Flame and Fury
If you were near the Davidson College campus Sunday evening you likely saw tuxedos, black outfits, and some people carrying musical instruments. The tuxedos might have made you think of the high school Prom Season that is in full swing, but the tubas and basses probably made you do a double take.
More than 170 singers representing three different vocal groups and more than 40 professional musicians with Pro Arte Orchestra combined their talents to perform in this year’s annual choral masterworks – the series entitled Flame and Fury!
The Prologue from Italian composer Boito’s Mefistofele was followed by English composer William Walton’s iconic work, Belshazzar’s Feast. The collaborative musical feat was the culmination of an eventful and successful year in the Music Department and an exciting way to close out the school year with a bang.
Davidson graduate Patrick Scully (’12), bass, performed the solo elements of the concert. A Theatre major at Davidson, Scully is in the second year of a Masters of Music at Northwestern University.
Christopher Gilliam, who directed the performance, is the Director of the Davidson College Chorale and the Chorale Arts Society of Davidson. He said that “one of the most important parts of the evening was that the students had the opportunity to experience these major works with a professional orchestra.”
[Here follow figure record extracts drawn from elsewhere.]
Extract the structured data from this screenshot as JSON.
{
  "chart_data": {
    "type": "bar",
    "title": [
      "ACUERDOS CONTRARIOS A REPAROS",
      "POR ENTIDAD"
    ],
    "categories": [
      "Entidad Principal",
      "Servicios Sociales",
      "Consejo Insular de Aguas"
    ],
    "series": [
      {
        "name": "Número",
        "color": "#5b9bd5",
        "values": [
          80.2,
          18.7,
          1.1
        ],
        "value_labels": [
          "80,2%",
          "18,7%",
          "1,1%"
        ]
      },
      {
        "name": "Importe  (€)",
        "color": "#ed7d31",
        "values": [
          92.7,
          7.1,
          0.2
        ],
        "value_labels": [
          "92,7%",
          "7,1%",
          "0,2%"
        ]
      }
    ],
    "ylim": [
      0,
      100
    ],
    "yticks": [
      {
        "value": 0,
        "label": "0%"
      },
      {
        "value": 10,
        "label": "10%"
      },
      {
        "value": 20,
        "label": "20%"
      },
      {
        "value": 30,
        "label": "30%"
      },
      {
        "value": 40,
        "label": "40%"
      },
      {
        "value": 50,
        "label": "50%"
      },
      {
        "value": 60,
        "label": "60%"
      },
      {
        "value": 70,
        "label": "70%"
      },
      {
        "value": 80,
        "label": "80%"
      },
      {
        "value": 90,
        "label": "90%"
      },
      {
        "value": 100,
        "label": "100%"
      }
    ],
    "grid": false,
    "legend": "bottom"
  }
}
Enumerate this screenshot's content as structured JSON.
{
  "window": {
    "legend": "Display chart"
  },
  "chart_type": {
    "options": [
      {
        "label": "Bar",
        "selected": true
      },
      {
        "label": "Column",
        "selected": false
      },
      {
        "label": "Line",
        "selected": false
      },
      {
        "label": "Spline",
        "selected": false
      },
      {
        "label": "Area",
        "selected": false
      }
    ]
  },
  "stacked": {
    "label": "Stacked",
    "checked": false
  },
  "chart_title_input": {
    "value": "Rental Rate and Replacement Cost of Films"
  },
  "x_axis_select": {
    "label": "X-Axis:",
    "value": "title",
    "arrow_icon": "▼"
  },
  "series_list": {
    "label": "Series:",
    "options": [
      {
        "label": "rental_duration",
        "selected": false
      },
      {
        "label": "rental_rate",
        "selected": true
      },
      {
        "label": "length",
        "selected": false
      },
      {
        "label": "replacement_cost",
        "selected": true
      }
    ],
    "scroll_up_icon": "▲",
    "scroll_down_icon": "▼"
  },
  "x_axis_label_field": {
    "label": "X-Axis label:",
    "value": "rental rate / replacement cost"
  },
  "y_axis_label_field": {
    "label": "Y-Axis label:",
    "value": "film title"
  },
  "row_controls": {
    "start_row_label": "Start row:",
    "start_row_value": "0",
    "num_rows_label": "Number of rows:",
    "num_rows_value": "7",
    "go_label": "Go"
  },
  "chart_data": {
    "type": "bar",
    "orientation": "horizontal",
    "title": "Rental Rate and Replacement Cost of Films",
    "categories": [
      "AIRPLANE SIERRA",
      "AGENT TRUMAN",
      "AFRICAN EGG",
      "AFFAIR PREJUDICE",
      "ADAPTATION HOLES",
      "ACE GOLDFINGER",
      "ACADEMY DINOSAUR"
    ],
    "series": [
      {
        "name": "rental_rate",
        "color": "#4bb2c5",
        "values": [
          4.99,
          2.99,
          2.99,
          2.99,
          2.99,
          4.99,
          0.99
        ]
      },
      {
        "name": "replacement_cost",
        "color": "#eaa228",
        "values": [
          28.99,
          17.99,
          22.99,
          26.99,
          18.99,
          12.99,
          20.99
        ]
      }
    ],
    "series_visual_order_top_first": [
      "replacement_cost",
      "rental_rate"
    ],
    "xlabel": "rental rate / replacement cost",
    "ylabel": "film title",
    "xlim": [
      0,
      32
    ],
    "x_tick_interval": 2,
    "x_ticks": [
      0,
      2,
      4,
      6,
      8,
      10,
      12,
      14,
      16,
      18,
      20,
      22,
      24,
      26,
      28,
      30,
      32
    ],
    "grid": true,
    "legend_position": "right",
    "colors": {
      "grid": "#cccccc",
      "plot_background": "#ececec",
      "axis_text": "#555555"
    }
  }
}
Gilliam also highlighted that students benefitted from the collaborative effort of singing with members of the community – especially those who had performed major works like these.
In an interesting twist, the singers and musicians did not practice together for most of their rehearsals. Members of the Davidson Choral Arts Society have been working on this performance since January. In fact, they have been practicing two hours a week, every week for the past four months.
Jane Cain, Director of Music at Davidson College Presbyterian Church, was one of more than a dozen altos in the Choral Arts Society of Davidson. She said that “it was thrilling to sing with a huge professional orchestra,” and that result was “amazing sound” at Sunday night’s performance.
Gilliam said that Flame and Fury was taxing and laborious for singers, and in fact, he described it as “the most challenging concert that we have every sung – to date.” In the end, “we got out of the way, and let the music speak.”
Prior to the performance, DavidsonLearns sponsored reception with light refreshments and a lecture by Tara Villa Keith, director of the Davidson College Symphony Orchestra in the C. Shaw Smith 900 room.